The situation at the Environmental Protection Agency (EPA) under Administrator Scott Pruitt presents a good example. In 2017, the EPA received nearly a thousand more FOIA requests and over three times as many lawsuits as the year before. Why is that?
Some of these new FOIAs and lawsuits can be attributed to the intense culture of secrecy at the EPA under Pruitt. An analysis by the Project on Government Oversight found that, while the rest of the agency closed approximately 79% of the FOIA requests it received in 2017, Pruitt’s personal office closed only around 17%. Some of the requests (and litigation) sought information that prior administrations routinely released to the public without a fight, such as calendars. After getting stonewalled, American Oversight filed a FOIA request to obtain Pruitt’s calendars covering his first several months in office, and after the EPA refused to respond, we sued and forced the agency to release the calendars for everyone to see. The results demonstrated why he sought to hide them: wholesale regulatory capture by polluters and industry lobbyists.

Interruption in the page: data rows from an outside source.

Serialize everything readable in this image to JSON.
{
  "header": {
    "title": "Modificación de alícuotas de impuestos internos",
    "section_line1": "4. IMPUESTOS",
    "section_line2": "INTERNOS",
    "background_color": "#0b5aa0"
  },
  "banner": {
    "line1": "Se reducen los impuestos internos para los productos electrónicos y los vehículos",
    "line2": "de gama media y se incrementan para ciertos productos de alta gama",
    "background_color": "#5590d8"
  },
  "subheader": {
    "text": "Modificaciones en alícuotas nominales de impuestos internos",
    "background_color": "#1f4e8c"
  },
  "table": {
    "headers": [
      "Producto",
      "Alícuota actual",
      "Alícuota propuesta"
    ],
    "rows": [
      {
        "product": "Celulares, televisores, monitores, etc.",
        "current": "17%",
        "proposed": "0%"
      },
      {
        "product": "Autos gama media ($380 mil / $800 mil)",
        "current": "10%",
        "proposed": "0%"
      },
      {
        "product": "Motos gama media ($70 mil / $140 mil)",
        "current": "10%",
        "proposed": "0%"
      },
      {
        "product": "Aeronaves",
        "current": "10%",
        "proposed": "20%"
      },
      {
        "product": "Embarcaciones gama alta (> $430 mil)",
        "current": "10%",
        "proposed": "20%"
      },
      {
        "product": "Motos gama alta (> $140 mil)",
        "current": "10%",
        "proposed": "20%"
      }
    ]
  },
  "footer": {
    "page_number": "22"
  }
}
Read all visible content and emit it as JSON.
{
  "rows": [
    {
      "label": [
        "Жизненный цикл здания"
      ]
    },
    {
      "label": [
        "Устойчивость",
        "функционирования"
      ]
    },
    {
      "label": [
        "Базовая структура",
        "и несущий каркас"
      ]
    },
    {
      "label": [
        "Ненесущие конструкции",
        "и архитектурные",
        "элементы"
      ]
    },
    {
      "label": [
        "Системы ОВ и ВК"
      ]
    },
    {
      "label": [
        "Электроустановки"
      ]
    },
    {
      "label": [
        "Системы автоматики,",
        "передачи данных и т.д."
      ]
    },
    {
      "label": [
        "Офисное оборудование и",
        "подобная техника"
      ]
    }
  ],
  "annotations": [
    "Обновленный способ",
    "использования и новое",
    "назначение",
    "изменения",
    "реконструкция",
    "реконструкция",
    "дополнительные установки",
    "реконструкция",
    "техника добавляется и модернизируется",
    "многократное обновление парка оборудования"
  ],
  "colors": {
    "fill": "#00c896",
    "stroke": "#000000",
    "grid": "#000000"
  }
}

Other FOIAs fit squarely into the category of “oversight work that Congress should be doing.” After news reports revealed that Pruitt had spent tens of thousands of dollars installing a soundproofed phone booth and biometric locks in his EPA office, we sued the agency to obtain the records of all of his office renovation expenditures. Under normal circumstances, one might think that the congressional committees overseeing the EPA’s budget would take issue with this kind of wasteful spending, but instead, it was up to the public – and the courts – to uncover the facts and hold the EPA accountable.
The situation is the same all across the Trump administration. At agency after agency, reports of lies, waste, misconduct, and outright corruption are being met by indifference from Congress. But one thing that makes America great is that our principles of self-government include tools for self-oversight. People are fighting back and using the courts to keep the executive in check.
Of course, this isn’t a viable long-term solution. Our government works best when all three branches are serving as active checks and balances on one another. As Federalist No 51 noted: “In order to lay a due foundation for that separate and distinct exercise of the different powers of government… it is evident that each department should have a will of its own.”
Right now, Congress is not behaving as though it has a will of its own – and until that changes, or until the Trump administration becomes more transparent and ethical, the FOIA requests and lawsuits are going to continue.